Fleet Managers can combine ELD data with vehicle telematics information. Telematics can provide useful safety data such as when speed limits are exceeded that can be inputted into a driver safety score card systems. Together, these electronic records can be used to reward good performance and monitor for issues.  In addition, new driver harassment policies place clear liability on dispatchers who knowingly tell their drivers to violate HOS rules. A good system will help not only the drivers, but the dispatchers too to help reduce liabilities for the operator.

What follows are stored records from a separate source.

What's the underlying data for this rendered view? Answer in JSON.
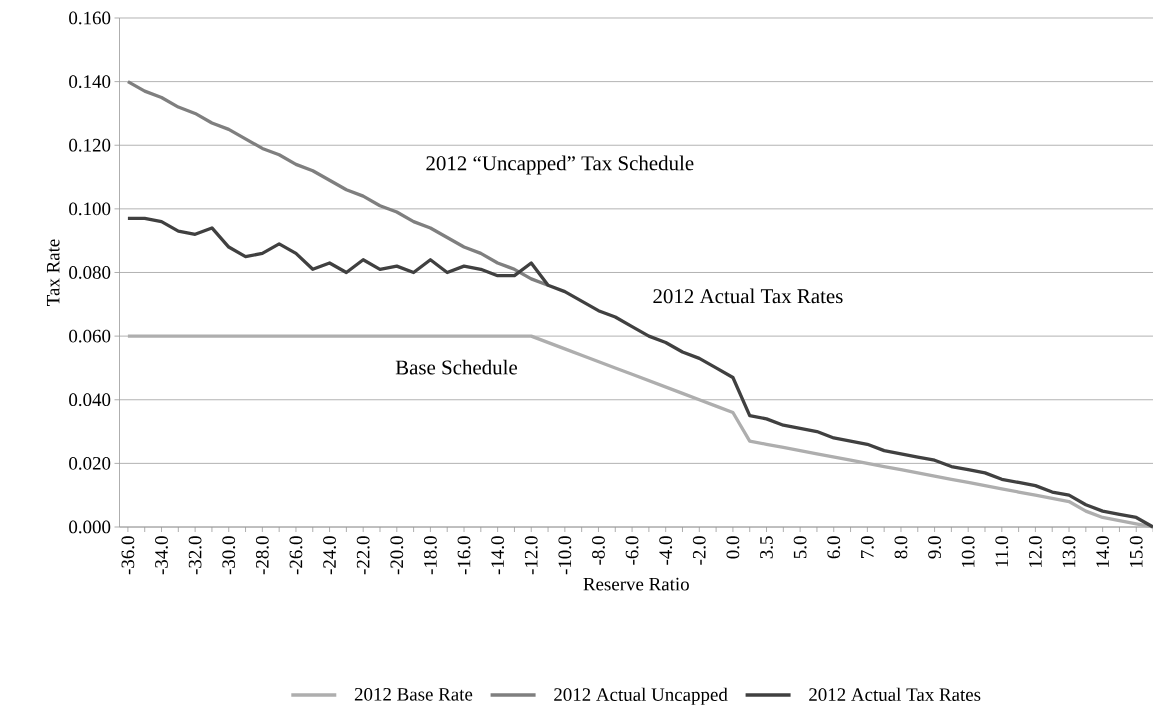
{
  "chart_data": {
    "type": "line",
    "xlabel": "Reserve Ratio",
    "ylabel": "Tax Rate",
    "categories": [
      "-36.0",
      null,
      "-34.0",
      null,
      "-32.0",
      null,
      "-30.0",
      null,
      "-28.0",
      null,
      "-26.0",
      null,
      "-24.0",
      null,
      "-22.0",
      null,
      "-20.0",
      null,
      "-18.0",
      null,
      "-16.0",
      null,
      "-14.0",
      null,
      "-12.0",
      null,
      "-10.0",
      null,
      "-8.0",
      null,
      "-6.0",
      null,
      "-4.0",
      null,
      "-2.0",
      null,
      "0.0",
      null,
      "3.5",
      null,
      "5.0",
      null,
      "6.0",
      null,
      "7.0",
      null,
      "8.0",
      null,
      "9.0",
      null,
      "10.0",
      null,
      "11.0",
      null,
      "12.0",
      null,
      "13.0",
      null,
      "14.0",
      null,
      "15.0",
      null
    ],
    "series": [
      {
        "name": "2012 Base Rate",
        "color": "#aeaeae",
        "values": [
          0.06,
          0.06,
          0.06,
          0.06,
          0.06,
          0.06,
          0.06,
          0.06,
          0.06,
          0.06,
          0.06,
          0.06,
          0.06,
          0.06,
          0.06,
          0.06,
          0.06,
          0.06,
          0.06,
          0.06,
          0.06,
          0.06,
          0.06,
          0.06,
          0.06,
          0.058,
          0.056,
          0.054,
          0.052,
          0.05,
          0.048,
          0.046,
          0.044,
          0.042,
          0.04,
          0.038,
          0.036,
          0.027,
          0.026,
          0.025,
          0.024,
          0.023,
          0.022,
          0.021,
          0.02,
          0.019,
          0.018,
          0.017,
          0.016,
          0.015,
          0.014,
          0.013,
          0.012,
          0.011,
          0.01,
          0.009,
          0.008,
          0.005,
          0.003,
          0.002,
          0.001,
          0.0
        ]
      },
      {
        "name": "2012 Actual Uncapped",
        "color": "#7f7f7f",
        "values": [
          0.14,
          0.137,
          0.135,
          0.132,
          0.13,
          0.127,
          0.125,
          0.122,
          0.119,
          0.117,
          0.114,
          0.112,
          0.109,
          0.106,
          0.104,
          0.101,
          0.099,
          0.096,
          0.094,
          0.091,
          0.088,
          0.086,
          0.083,
          0.081,
          0.078,
          0.076,
          null,
          null,
          null,
          null,
          null,
          null,
          null,
          null,
          null,
          null,
          null,
          null,
          null,
          null,
          null,
          null,
          null,
          null,
          null,
          null,
          null,
          null,
          null,
          null,
          null,
          null,
          null,
          null,
          null,
          null,
          null,
          null,
          null,
          null,
          null,
          null
        ]
      },
      {
        "name": "2012 Actual Tax Rates",
        "color": "#404040",
        "values": [
          0.097,
          0.097,
          0.096,
          0.093,
          0.092,
          0.094,
          0.088,
          0.085,
          0.086,
          0.089,
          0.086,
          0.081,
          0.083,
          0.08,
          0.084,
          0.081,
          0.082,
          0.08,
          0.084,
          0.08,
          0.082,
          0.081,
          0.079,
          0.079,
          0.083,
          0.076,
          0.074,
          0.071,
          0.068,
          0.066,
          0.063,
          0.06,
          0.058,
          0.055,
          0.053,
          0.05,
          0.047,
          0.035,
          0.034,
          0.032,
          0.031,
          0.03,
          0.028,
          0.027,
          0.026,
          0.024,
          0.023,
          0.022,
          0.021,
          0.019,
          0.018,
          0.017,
          0.015,
          0.014,
          0.013,
          0.011,
          0.01,
          0.007,
          0.005,
          0.004,
          0.003,
          0.0
        ]
      }
    ],
    "ylim": [
      0,
      0.16
    ],
    "yticks": [
      {
        "value": 0,
        "label": "0.000"
      },
      {
        "value": 0.02,
        "label": "0.020"
      },
      {
        "value": 0.04,
        "label": "0.040"
      },
      {
        "value": 0.06,
        "label": "0.060"
      },
      {
        "value": 0.08,
        "label": "0.080"
      },
      {
        "value": 0.1,
        "label": "0.100"
      },
      {
        "value": 0.12,
        "label": "0.120"
      },
      {
        "value": 0.14,
        "label": "0.140"
      },
      {
        "value": 0.16,
        "label": "0.160"
      }
    ],
    "grid": "y",
    "legend": "bottom",
    "line_style": "solid",
    "marker": "none",
    "annotations": [
      "2012 “Uncapped” Tax Schedule",
      "2012 Actual Tax Rates",
      "Base Schedule"
    ]
  }
}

Vehicle Inspections with DVIR

Acronym Guide – vehicle inspections

Acronym What it stands for Description
DVIR Driver Vehicle Inspection Reports FMCSA rules that require drivers perform a formal inspection of the vehicle at specified times in their shift and log these results

No one should drive an unsafe vehicle. DVIR regulations help to verify vehicle safety by mandating regular inspections. Drivers must report issues and sign-off on repairs. Fleet operators must address issues and log repairs. An electronic tracking and check-list system, like the one offered by Tenna, can be used to help coordinate data entry by the driver and review by the fleet operator. Vehicle telematics data can be included in this database to help identify subtle malfunctions that might be missed during normal inspections.

In the end, a proper DVIR system helps both the driver and the operator by preventing expensive and dangerous break-downs.

Fuel Tax Accounting with IFTA

Acronym Guide – vehicle inspections

Acronym What it stands for Description
IFTA International Fuel Tax Agreement International agreement between the lower-48 states in the US and all Canadian provinces to simplify fuel use reporting for tax accounting purposes.

IFTA is a little different from ELD and DVIR in that is not a DOT FCMSA requirement or driver compliance requirement at all. However, logging fuel spend and travel routes is often a company requirement to help with fuel tax accounting. IFTA is setup to accountants at tax time and reduce driver paperwork. Every state has its own fuel tax rates. Rather than the paying each state individually during a given trip, IFTA simplifies this system so long as mileage is tracked by state.

Fleet managers can automate their IFTA data entry with specialized programs for recording fuel purchases and leverage GPS data to determining tax jurisdictions. This simplifies life for the driver and makes fuel tax reporting easy in the back office.